Learning Descriptors for Object Recognition and 3D Pose Estimation (1502.05908v2)

Abstract: Detecting poorly textured objects and estimating their 3D pose reliably is still a very challenging problem. We introduce a simple but powerful approach to computing descriptors for object views that efficiently capture both the object identity and 3D pose. By contrast with previous manifold-based approaches, we can rely on the Euclidean distance to evaluate the similarity between descriptors, and therefore use scalable Nearest Neighbor search methods to efficiently handle a large number of objects under a large range of poses. To achieve this, we train a Convolutional Neural Network to compute these descriptors by enforcing simple similarity and dissimilarity constraints between the descriptors. We show that our constraints nicely untangle the images from different objects and different views into clusters that are not only well-separated but also structured as the corresponding sets of poses: The Euclidean distance between descriptors is large when the descriptors are from different objects, and directly related to the distance between the poses when the descriptors are from the same object. These important properties allow us to outperform state-of-the-art object views representations on challenging RGB and RGB-D data.

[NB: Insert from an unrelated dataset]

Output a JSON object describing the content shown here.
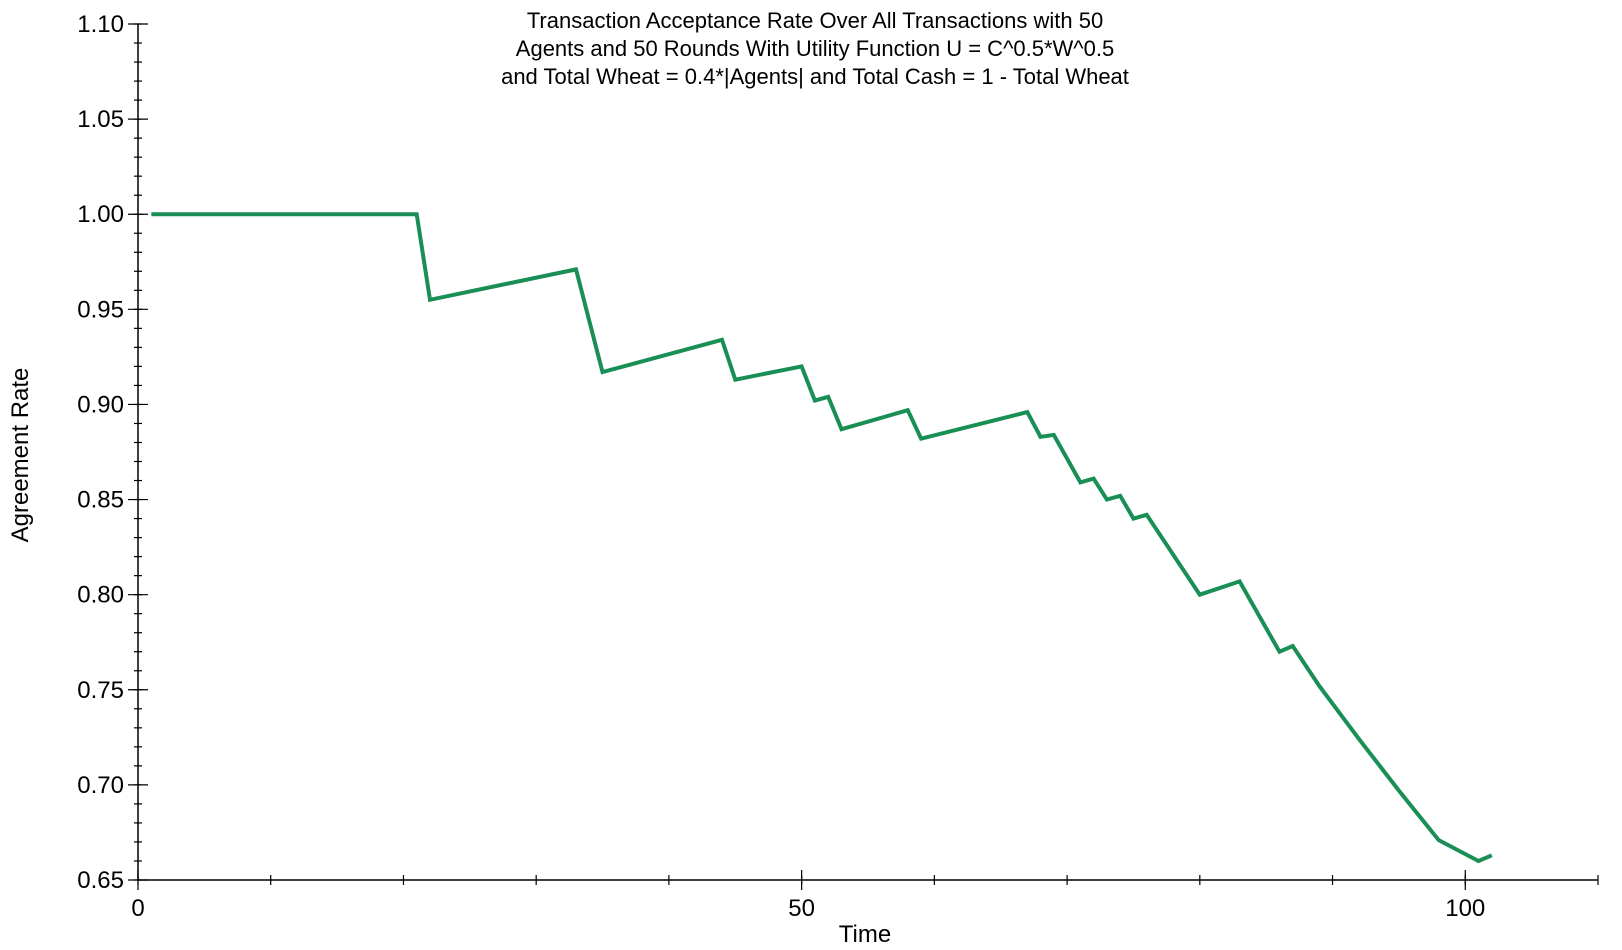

• The paper introduces a CNN-based descriptor method that encapsulates both object identity and 3D pose in a compact 16-dimensional space.
• It employs innovative triplet and pair-wise constraints to train descriptors that accurately reflect pose similarities using Euclidean distance.
• Empirical results show significant improvements over traditional methods, enhancing scalability for real-world applications like robotics and augmented reality.

Learning Descriptors for Object Recognition and 3D Pose Estimation

The paper authored by Wohlhart and Lepetit presents a novel approach to the challenging task of object recognition and 3D pose estimation, particularly for poorly textured objects. Traditional methods often struggle with scalability due to their reliance on one classifier per object or multi-class classifiers whose complexity increases with the number of objects. This research circumvents these limitations by leveraging Nearest Neighbor (NN) classification, facilitating scalability to large datasets while allowing easy addition or removal of objects.

Key Contributions

The core contribution of the paper lies in a new method for computing descriptors using a Convolutional Neural Network (CNN). These descriptors efficiently encapsulate both the object identity and 3D pose, allowing the use of Euclidean distance for similarity evaluations. This is particularly advantageous as it permits the application of scalable NN search mechanisms, previously unachievable with methods reliant on geodesic distances.

The authors introduce an innovative training protocol for the CNN, employing triplet and pair-wise constraints. This training setup encourages the network to minimize the distance between descriptors of the same object with similar poses while maximizing the distance between descriptors of different objects. By doing so, the method creates a descriptor space where the distance between descriptors significantly correlates with the pose similarity.

Numerical Results

Empirically, the proposed descriptors show substantial improvements in object recognition and pose estimation accuracy compared to state-of-the-art methods. The descriptors achieved near-perfect accuracy rates with minimal pose error across RGB, depth, and RGB-D data, even when using a compact 16-dimensional descriptor. These results outperform traditional descriptors like LineMOD and HOG, using far fewer descriptor dimensions—highlighting the efficiency of the approach.

Implications and Future Work

Practically, this research provides an efficient and scalable solution for real-world applications where numerous objects must be recognized and their poses estimated, such as in industrial robotics or augmented reality systems. The descriptors' compactness not only enhances computational efficiency but also facilitates deployment on resource-constrained platforms, such as mobile robots.

Theoretically, this work advances the understanding of how machine learning models can fulminate high-dimensional search problems by transforming them into well-structured low-dimensional spaces.

Future directions could explore improvements in generalization to completely unseen objects, with preliminary results indicating promising capabilities. Additionally, the integration of this approach with other sensory modalities and its application to dynamic environments could extend its utility and robustness in more complex and variable settings.

In conclusion, the paper proposes a robust framework for addressing large-scale object recognition and 3D pose estimation problems through innovative descriptor learning. The methodology stands out for its scalability, efficiency, and high performance, paving the way for further advancements in this domain of computer vision.